We as a people crave that moment when the contestant is told by the show judges that his performance stinks to high heaven, and relish in watching said contestant walk dejectedly off stage in tears to be interviewed later by emotion hungry reporters. We watch countless shows and movies of how the heart trumps the mind at every turn. We excuse or applaud disobedience to authority, chalking it up as being merely overwhelmed with a certain emotion and acting without thinking. Temporary insanity pleas plague this nation's courts as convenient ways to avoid harsh punishment. As Spock puts it at the end of the most recent Star Trek film, “Put logic aside. Do what feels right.”

What is wrong with us? Since when have reason and sound judgment become so unfashionable? And since when have we become such an unruly mob out for blood?

These are hard questions to answer, for there seem to be many origins of the problem. Other civilizations have been indulgent and sensual, and not living in those times and places I am not privy to the extent of their rejection of logic and reasoning in favor of sensuality. However, it seems to me that we are unique in one respect: other civilizations have upheld the ideal of reason and sound judgment in life, while many times not living up to that ideal. We are different in that we not only don't live up to that ideal, we seem to have simply pitched it altogether.

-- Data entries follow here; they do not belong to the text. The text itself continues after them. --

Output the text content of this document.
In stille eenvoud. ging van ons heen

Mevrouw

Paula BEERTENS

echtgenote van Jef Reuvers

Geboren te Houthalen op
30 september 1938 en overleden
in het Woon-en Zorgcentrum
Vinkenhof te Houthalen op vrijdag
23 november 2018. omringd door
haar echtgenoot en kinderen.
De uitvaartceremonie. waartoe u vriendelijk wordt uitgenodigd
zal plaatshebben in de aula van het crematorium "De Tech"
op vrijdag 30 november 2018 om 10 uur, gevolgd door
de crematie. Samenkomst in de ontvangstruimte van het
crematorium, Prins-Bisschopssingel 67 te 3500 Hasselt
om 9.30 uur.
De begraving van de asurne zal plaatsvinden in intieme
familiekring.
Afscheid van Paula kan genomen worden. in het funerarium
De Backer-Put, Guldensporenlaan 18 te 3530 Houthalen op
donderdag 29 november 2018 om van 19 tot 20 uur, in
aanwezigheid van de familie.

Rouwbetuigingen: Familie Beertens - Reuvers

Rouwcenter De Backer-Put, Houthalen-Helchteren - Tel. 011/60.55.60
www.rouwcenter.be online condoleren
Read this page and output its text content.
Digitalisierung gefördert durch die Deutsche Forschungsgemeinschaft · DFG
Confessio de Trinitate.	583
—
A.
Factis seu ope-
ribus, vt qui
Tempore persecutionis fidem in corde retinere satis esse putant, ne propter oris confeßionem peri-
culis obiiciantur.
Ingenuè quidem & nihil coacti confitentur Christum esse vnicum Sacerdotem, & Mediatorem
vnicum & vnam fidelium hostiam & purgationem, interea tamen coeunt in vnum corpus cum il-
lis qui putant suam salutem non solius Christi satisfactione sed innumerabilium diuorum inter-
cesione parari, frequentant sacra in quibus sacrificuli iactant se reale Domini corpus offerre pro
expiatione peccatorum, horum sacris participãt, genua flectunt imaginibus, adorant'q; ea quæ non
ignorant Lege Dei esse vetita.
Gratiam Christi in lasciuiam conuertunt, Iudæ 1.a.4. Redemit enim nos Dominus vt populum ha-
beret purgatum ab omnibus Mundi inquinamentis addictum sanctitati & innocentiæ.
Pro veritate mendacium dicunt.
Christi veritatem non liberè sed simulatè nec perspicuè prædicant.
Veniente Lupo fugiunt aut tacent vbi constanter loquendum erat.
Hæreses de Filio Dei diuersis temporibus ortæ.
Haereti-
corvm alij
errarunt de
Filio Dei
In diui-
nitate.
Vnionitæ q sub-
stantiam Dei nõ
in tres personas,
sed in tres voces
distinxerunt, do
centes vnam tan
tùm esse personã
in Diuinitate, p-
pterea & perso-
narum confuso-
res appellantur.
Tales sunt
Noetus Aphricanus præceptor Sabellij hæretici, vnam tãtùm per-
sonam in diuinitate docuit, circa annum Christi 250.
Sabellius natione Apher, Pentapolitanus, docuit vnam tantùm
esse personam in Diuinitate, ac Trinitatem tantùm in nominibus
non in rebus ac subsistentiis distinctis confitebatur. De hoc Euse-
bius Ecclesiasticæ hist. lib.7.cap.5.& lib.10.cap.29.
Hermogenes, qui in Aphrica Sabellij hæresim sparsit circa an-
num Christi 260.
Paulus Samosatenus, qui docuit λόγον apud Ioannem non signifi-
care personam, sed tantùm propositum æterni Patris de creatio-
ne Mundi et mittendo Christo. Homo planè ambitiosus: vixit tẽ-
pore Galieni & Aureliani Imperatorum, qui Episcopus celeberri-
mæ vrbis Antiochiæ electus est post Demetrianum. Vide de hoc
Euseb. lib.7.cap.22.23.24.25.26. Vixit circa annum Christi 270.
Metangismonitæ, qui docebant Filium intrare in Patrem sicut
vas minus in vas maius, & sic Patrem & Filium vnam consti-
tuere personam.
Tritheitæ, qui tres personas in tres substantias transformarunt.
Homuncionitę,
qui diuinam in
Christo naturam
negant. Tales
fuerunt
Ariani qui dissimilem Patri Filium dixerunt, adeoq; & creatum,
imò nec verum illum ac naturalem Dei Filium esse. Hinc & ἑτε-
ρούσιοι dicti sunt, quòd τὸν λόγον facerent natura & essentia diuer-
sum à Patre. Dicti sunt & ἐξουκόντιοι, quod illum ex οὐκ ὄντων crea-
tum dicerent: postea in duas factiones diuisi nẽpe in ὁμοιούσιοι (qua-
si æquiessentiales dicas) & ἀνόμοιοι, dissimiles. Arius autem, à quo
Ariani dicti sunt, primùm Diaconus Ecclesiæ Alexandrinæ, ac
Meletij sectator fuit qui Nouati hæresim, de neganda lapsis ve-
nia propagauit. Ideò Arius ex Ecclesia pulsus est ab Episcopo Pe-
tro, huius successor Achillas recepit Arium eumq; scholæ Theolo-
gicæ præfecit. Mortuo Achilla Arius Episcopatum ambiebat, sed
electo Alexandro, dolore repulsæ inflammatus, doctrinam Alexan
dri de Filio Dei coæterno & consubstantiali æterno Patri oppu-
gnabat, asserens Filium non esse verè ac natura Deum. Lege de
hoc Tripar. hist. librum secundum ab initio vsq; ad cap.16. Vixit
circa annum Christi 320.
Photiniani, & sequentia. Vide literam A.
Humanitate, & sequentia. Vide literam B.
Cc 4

One contributing factor oddly enough is materialism. The intelligent thing to do for the average Joe is to save as much money as possible, in order to be financially protected and comfortable later in life. But rampant production by corporations that manufacture myriad goods requires equally rampant consumption to sustain itself. Thus the modern encouragement is to buy as many things as you want because stuff is so much cheaper now, and more abundant. So, if the logical thing to do is save, then it follows that the emotional thing to do is to buy and consume. The latter is what most modern ad campaigns will play to, and these ads are ubiquitous and insidious. You “owe it to yourself” to buy these companies' product. Why? Because it'll make you feel good.

Another component of our descent into emotionalism is the sexual revolution. I know I tread into charged territory by making this claim, but stick with me. The “pill” was designed specifically to liberate women from the “threat” of pregnancy. In so doing, it made the unspoken assumption that not only was getting pregnant something bad that inevitably happened to women, it was also something that occurred only through an emotional decision-making process. In the end, what the pill and all subsequent contraceptives have done is to separate the baby-making part of sex from the emotionally bonding and pleasurable part. Suddenly sex became a tool for emotional satisfaction and pleasure only.

A third factor is more of an outgrowth of the second: the overthrow of the male. With laws now allowing women every avenue and opportunity available to men, along with women being “free” from their own bodies, women have rapidly overtaken men in many areas that were once almost exclusively male. Modern technology has removed much of the need for male muscle and grunt, and so women have moved in to claim a share of the load. All of these, coupled with a mid-twentieth-century ultra-feminist push in the United States, has led to an apparent annulment of manhood. Women made the intellectual leap from “I am able to do,” to “I should do.” The result? Absent fathers and skinny boy-men who live in their parents' basement and play video games all day. Boys are raised far more by their mothers now than their fathers, leading to a skewed sense of manliness. The natural emotional support of a mother is suddenly all that boys receive, not balanced out by the masculine and intellectual vigor that a father must provide. Effeminate boys are the end product.

There are most assuredly many other reasons for our current emotion problems, but this makes a good starter list. We are an emotionally skewed and self-involved country, and we must end that obsession now before it gets us into any more trouble. The masses become much less easy to manipulate when they use their intellects to decide things, not just their appetites.

1 comment:

  1. If the seriousness of a murder is determined by age, then I wonder why the media hasn't been consistent with itself and defended the unborn more fiercely than all other murder victims.